Enhanced Electrochemical Hydrogen Evolution From Ru and Mn-Doped MoSe₂ Nanoflower Catalyst

Two dimensional layered materials, such MoS₂, WS₂ and MoSe₂, are efficient catalyst electrode material for electrochemical hydrogen evolution reaction (HER). In the present study, Ru and Mn-doped MoSe₂ hierarchical 3D nanoflowers were synthesized using colloidal method and the electrochemical activity of the nanoflowers catalyst was investigated. A significant enhancement in the catalytic activity towards the hydrogen evolution reaction (HER) is observed in both Ru (3.4%, 7.2% and 11.4%) and Mn (1.7% and 2.4%) doped MoSe2 nanoflowers.

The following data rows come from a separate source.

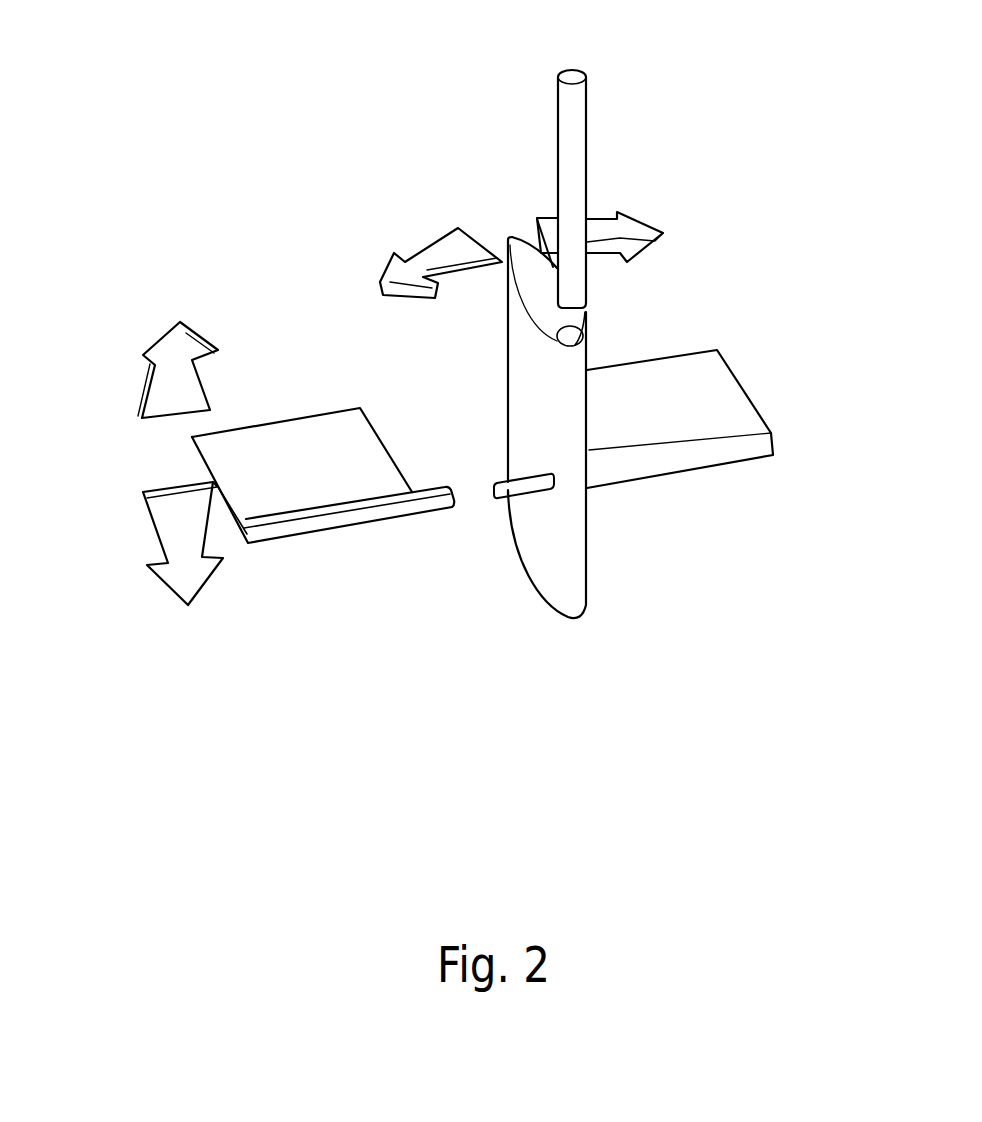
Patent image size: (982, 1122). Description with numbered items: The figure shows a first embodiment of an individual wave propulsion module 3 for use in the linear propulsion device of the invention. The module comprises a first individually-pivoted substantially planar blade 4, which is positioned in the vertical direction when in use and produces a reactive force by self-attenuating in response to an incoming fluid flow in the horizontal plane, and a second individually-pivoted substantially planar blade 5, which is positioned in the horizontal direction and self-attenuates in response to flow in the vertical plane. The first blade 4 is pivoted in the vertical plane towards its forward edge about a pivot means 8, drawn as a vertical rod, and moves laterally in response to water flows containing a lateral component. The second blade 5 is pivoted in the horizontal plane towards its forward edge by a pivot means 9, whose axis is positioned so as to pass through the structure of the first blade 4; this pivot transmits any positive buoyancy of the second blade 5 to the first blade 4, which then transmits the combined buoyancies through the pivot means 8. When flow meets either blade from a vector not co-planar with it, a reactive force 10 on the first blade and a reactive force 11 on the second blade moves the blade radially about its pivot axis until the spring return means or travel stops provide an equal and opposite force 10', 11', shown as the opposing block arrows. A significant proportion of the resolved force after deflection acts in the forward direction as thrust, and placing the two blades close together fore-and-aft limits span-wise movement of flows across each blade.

The wave propulsion module 3 is at (470, 108).
The first individually-pivoted substantially planar blade 4 is at (552, 533).
The second individually-pivoted substantially planar blade 5 is at (343, 480).
The pivot means 8 is at (570, 182).
The pivot means 9 is at (520, 485).
The reactive force 10 is at (724, 248).
The equal and opposite force 10' is at (375, 271).
The reactive force 11 is at (117, 372).
The equal and opposite force 11' is at (120, 543).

At a current density of 10mA/cm², the over potential of doped samples has decreased to a remarkable low value of 143 mV for 11.4% Ru and 167 mV for 2.4% Mn from 223mV of un-doped MoSe₂. The doped and un-doped samples exhibit Volmer–Heyrovsky mechanism with the Volmer discharge rate-limiting reaction as the calculated Tafel slope lies in the range of 73-91 mV/dec. The charge transfer resistance (R_ct) of MoSe₂ nanoflower catalyst is decreased with Ru and Mn doping content. The R_ct of 210 Ω for un-doped MoSe₂ has reach to 66 Ω for 11.4% Ru and to 52 Ω for 2.4% Mn respectively. We demonstrate that the Ru and Mn dopants donate electrons to the conduction band of the host MoSe₂ and modify the density of state at Fermi-level. The conductivity of the MoSe₂ catalyst is enhanced by Ru and Mn doping and hence the improvement in electro catalytic activity.